The next morning he made it a point to get to the Metropolitan lot at nine o’clock—by Hollywood writers’ standards the middle of the night. He found Lieutenant-Colonel Donaldson waiting for him with a chill smile.
“Too much New Year’s, Queen?” The chicken colonel’s eyes were clear as a schoolboy’s. “I’d better make it understood right off that the early bird isn’t caught napping. I run a tight little cadre here. Know Charley Dyers?”
“Hi, Charley,” said Ellery. If Charley Dyers was already at work by 9:00
A.M.
on the Monday after the New Year’s weekend, Colonel Donaldson ran a tight little cadre indeed. Dyers had been hacking out screenplays since the days when the close-up was a daring innovation.
“Hi, sonny,” said the old-timer, and he squinted down his ruby nose to the inch-long ash on his cigar. “Welcome to the Espreeda Corps.”
“Yes. Well,” said Colonel Donaldson. “Queen, are you familiar with what we’re doing here?”
“Somebody told me the other night that the screenplays deal with subjects like The Importance of Keeping Flies Out of Mess Halls and V.D. Will Get You If You Don’t Watch Out.”
The colonel’s chill look formed ice. “He doesn’t know what he’s talking about. V.D.’s being handled by another unit altogether.”
Ellery glanced at Charley Dyers, but Dyers was gazing innocently out the colonel’s picture window, through which came the medicinal odor of peeling eucalyptus. Same old Hollywood. The only difference was the uniform on the man behind the De Mille-sized desk.
“All
right
,” said Colonel Donaldson briskly. “We have three months—four at the outside—to prepare twenty screenplays, ten for service personnel, the rest for civilian viewing. Now, gentlemen, to quote a Chinese proverb, one picture is worth a thousand words, so you can figure out for yourselves how many words we’ve got to turn out to get these films in the can. And no time for mistakes,” he added sternly. “To err is human, but in war you’ve got to be divine. Nobody’s heard a shot fired in anger in this country since 1865, and most of us don’t realize—simply do not realize—that we can lose this little old war.” While Ellery was puzzling out this last juxtaposition of thoughts, the colonel pressed his attack with, “Well, the war’s not going to be lost in
my
theater,” in a voice of naked steel. “Teamwork, Queen! Remember that I represent the armed forces, Dyers the studio, and you …” For a moment the colonel seemed at a loss. “And you,” he rallied, “you’ll be working
with
us, Queen, not
for
us, and when I say work I mean …
work!
”
Work he did, belly to belly with a cursing Charley Dyers. Twelve hours a day, often longer. If Ellery had come to Hollywood worn out, he was soon in a state of ambulatory exhaustion.

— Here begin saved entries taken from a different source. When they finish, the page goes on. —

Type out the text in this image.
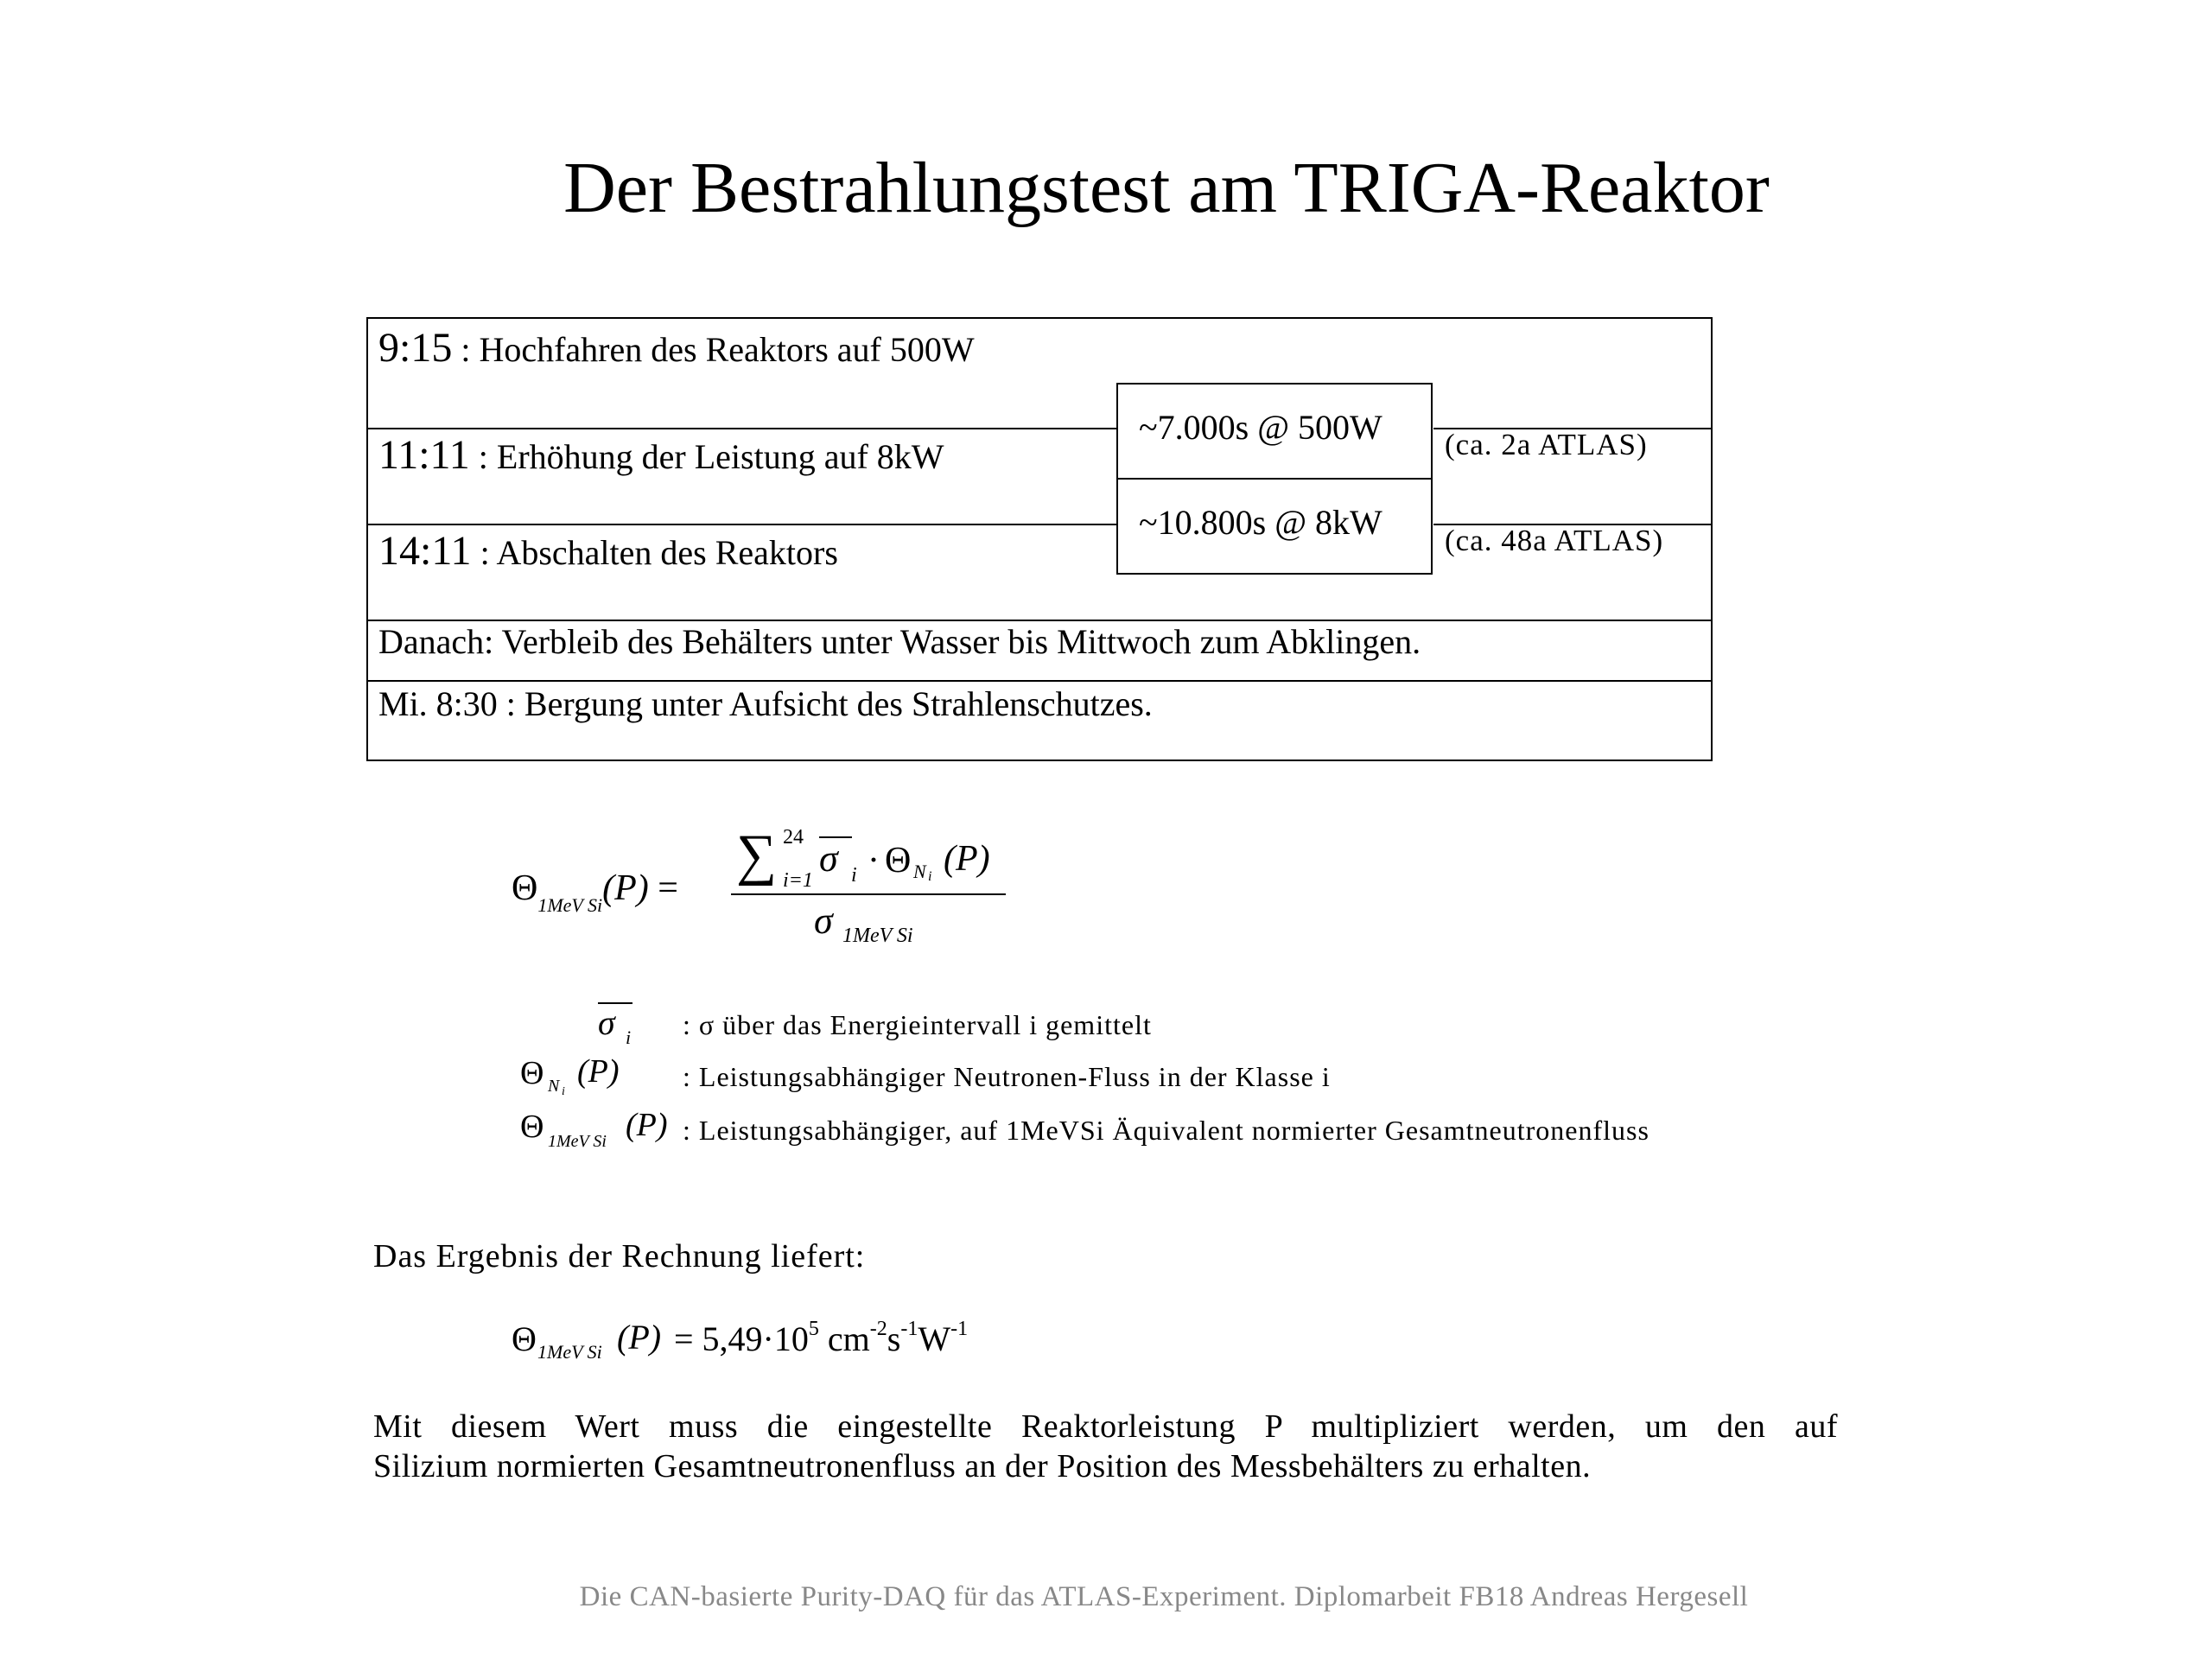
Der Bestrahlungstest am TRIGA-Reaktor
9:15 : Hochfahren des Reaktors auf 500W
11:11 : Erhöhung der Leistung auf 8kW
14:11 : Abschalten des Reaktors
~7.000s @ 500W
~10.800s @ 8kW
(ca. 2a ATLAS)
(ca. 48a ATLAS)
Danach: Verbleib des Behälters unter Wasser bis Mittwoch zum Abklingen.
Mi. 8:30 : Bergung unter Aufsicht des Strahlenschutzes.
$\Theta_{1MeV Si}(P)$ =
∑ 24
i=1
σ i · Θ N i (P)
σ 1MeV Si
σ i : σ über das Energieintervall i gemittelt
Θ N i
(P) : Leistungsabhängiger Neutronen-Fluss in der Klasse i
Θ 1MeV Si (P) : Leistungsabhängiger, auf 1MeVSi Äquivalent normierter Gesamtneutronenfluss
Das Ergebnis der Rechnung liefert:
Θ 1MeV Si $(P) = 5,49\cdot 10^5$ $cm^{-2}s^{-1}W^{-1}$
Mit diesem Wert muss die eingestellte Reaktorleistung P multipliziert werden, um den auf
Silizium normierten Gesamtneutronenfluss an der Position des Messbehälters zu erhalten.
Die CAN-basierte Purity-DAQ für das ATLAS-Experiment. Diplomarbeit FB18 Andreas Hergesell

Somehow the accommodations he had been promised by the Office of War Information melted away in a snafu and he found himself, feebly protesting, still in the tender billet of the Walshes. But Evelyn Walsh’s mother-henning and Lew’s unaggressive hospitality failed to make even the weekends tolerable. The colonel’s Pavloviah discipline in early rising made it impossible for Ellery to sleep late on Sundays, so that on his day off he found himself going over, rather than getting over, the week’s work—and cringing over the thought of Monday morning.

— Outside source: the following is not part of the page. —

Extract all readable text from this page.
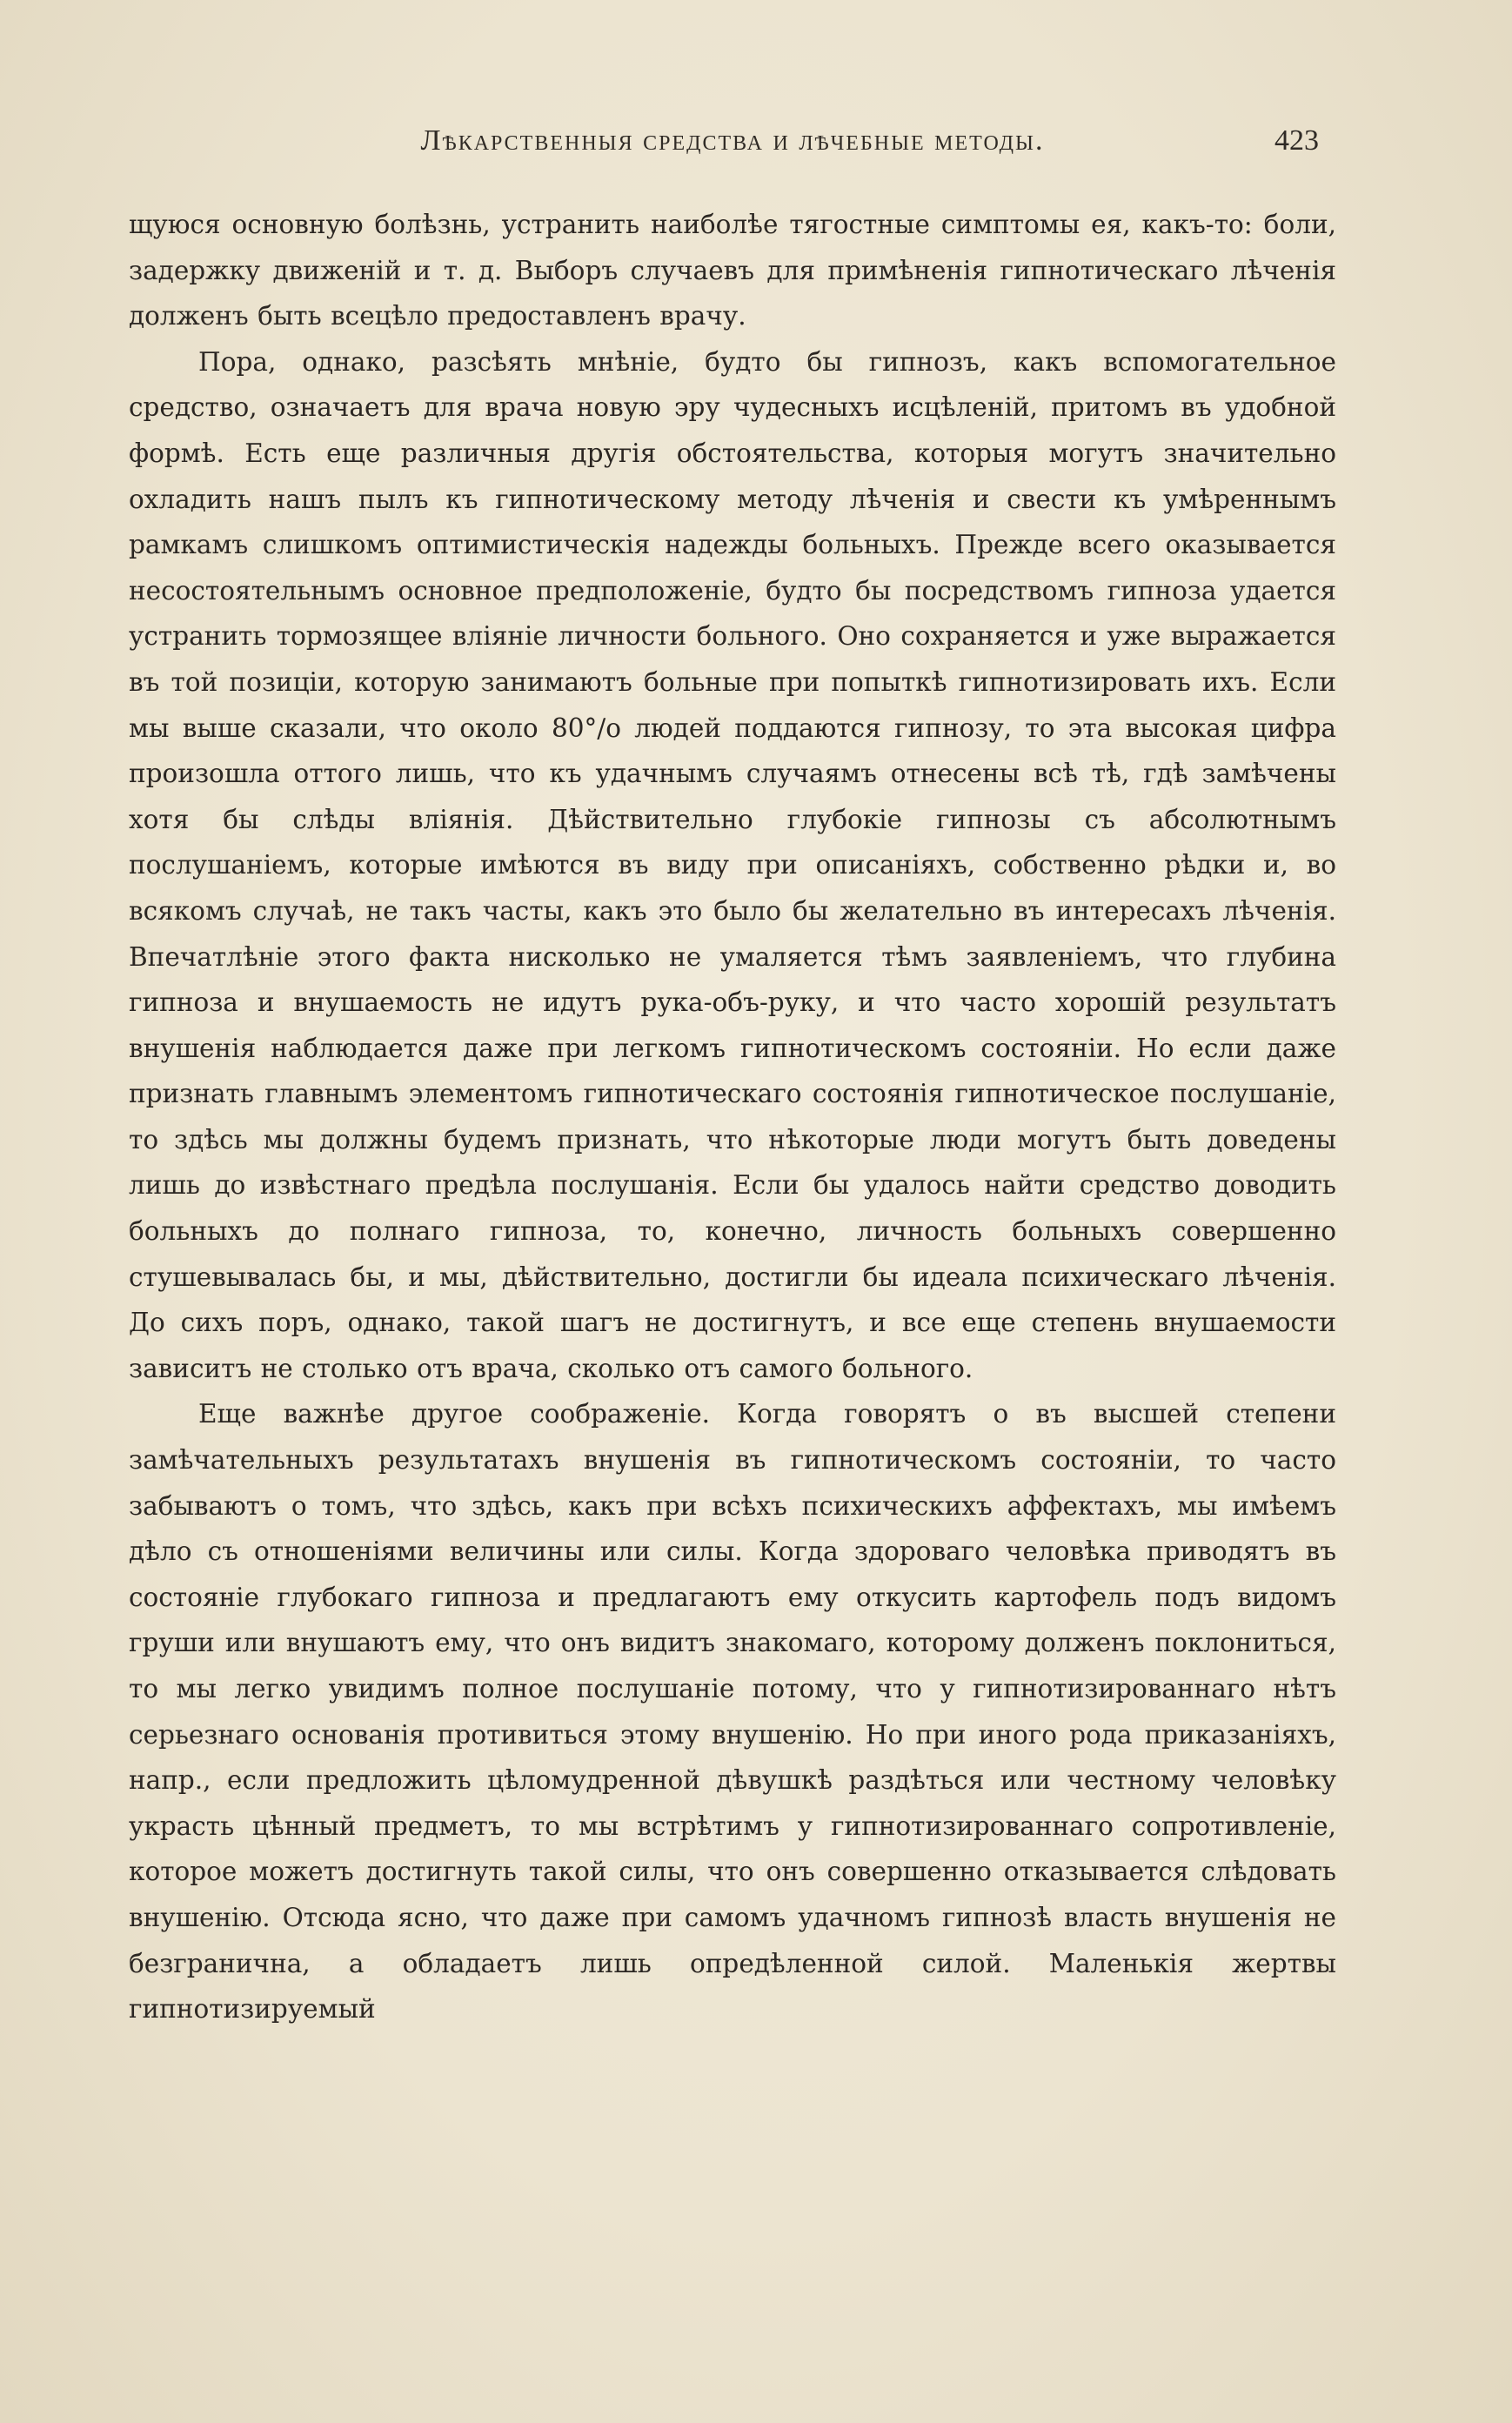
Лѣкарственныя средства и лѣчебные методы.	423

щуюся основную болѣзнь, устранить наиболѣе тягостные симптомы ея, какъ-то: боли, задержку движеній и т. д. Выборъ случаевъ для примѣненія гипнотическаго лѣченія долженъ быть всецѣло предоставленъ врачу.

Пора, однако, разсѣять мнѣніе, будто бы гипнозъ, какъ вспомогательное средство, означаетъ для врача новую эру чудесныхъ исцѣленій, притомъ въ удобной формѣ. Есть еще различныя другія обстоятельства, которыя могутъ значительно охладить нашъ пылъ къ гипнотическому методу лѣченія и свести къ умѣреннымъ рамкамъ слишкомъ оптимистическія надежды больныхъ. Прежде всего оказывается несостоятельнымъ основное предположеніе, будто бы посредствомъ гипноза удается устранить тормозящее вліяніе личности больного. Оно сохраняется и уже выражается въ той позиціи, которую занимаютъ больные при попыткѣ гипнотизировать ихъ. Если мы выше сказали, что около 80°/о людей поддаются гипнозу, то эта высокая цифра произошла оттого лишь, что къ удачнымъ случаямъ отнесены всѣ тѣ, гдѣ замѣчены хотя бы слѣды вліянія. Дѣйствительно глубокіе гипнозы съ абсолютнымъ послушаніемъ, которые имѣются въ виду при описаніяхъ, собственно рѣдки и, во всякомъ случаѣ, не такъ часты, какъ это было бы желательно въ интересахъ лѣченія. Впечатлѣніе этого факта нисколько не умаляется тѣмъ заявленіемъ, что глубина гипноза и внушаемость не идутъ рука-объ-руку, и что часто хорошій результатъ внушенія наблюдается даже при легкомъ гипнотическомъ состояніи. Но если даже признать главнымъ элементомъ гипнотическаго состоянія гипнотическое послушаніе, то здѣсь мы должны будемъ признать, что нѣкоторые люди могутъ быть доведены лишь до извѣстнаго предѣла послушанія. Если бы удалось найти средство доводить больныхъ до полнаго гипноза, то, конечно, личность больныхъ совершенно стушевывалась бы, и мы, дѣйствительно, достигли бы идеала психическаго лѣченія. До сихъ поръ, однако, такой шагъ не достигнутъ, и все еще степень внушаемости зависитъ не столько отъ врача, сколько отъ самого больного.

Еще важнѣе другое соображеніе. Когда говорятъ о въ высшей степени замѣчательныхъ результатахъ внушенія въ гипнотическомъ состояніи, то часто забываютъ о томъ, что здѣсь, какъ при всѣхъ психическихъ аффектахъ, мы имѣемъ дѣло съ отношеніями величины или силы. Когда здороваго человѣка приводятъ въ состояніе глубокаго гипноза и предлагаютъ ему откусить картофель подъ видомъ груши или внушаютъ ему, что онъ видитъ знакомаго, которому долженъ поклониться, то мы легко увидимъ полное послушаніе потому, что у гипнотизированнаго нѣтъ серьезнаго основанія противиться этому внушенію. Но при иного рода приказаніяхъ, напр., если предложить цѣломудренной дѣвушкѣ раздѣться или честному человѣку украсть цѣнный предметъ, то мы встрѣтимъ у гипнотизированнаго сопротивленіе, которое можетъ достигнуть такой силы, что онъ совершенно отказывается слѣдовать внушенію. Отсюда ясно, что даже при самомъ удачномъ гипнозѣ власть внушенія не безгранична, а обладаетъ лишь опредѣленной силой. Маленькія жертвы гипнотизируемый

Even worse than Colonel Donaldson’s hot spearmint-scented breath on his ear was the rewrite situation. No sooner had Ellery and Dyers settled down to a new script than back came the old one, or the old two or three or four, with demands for rewritten scenes, new scenes, cut scenes, bridges—revisions in wholesale lots. At least twice Ellery caught himself writing a scene into one script that belonged in another.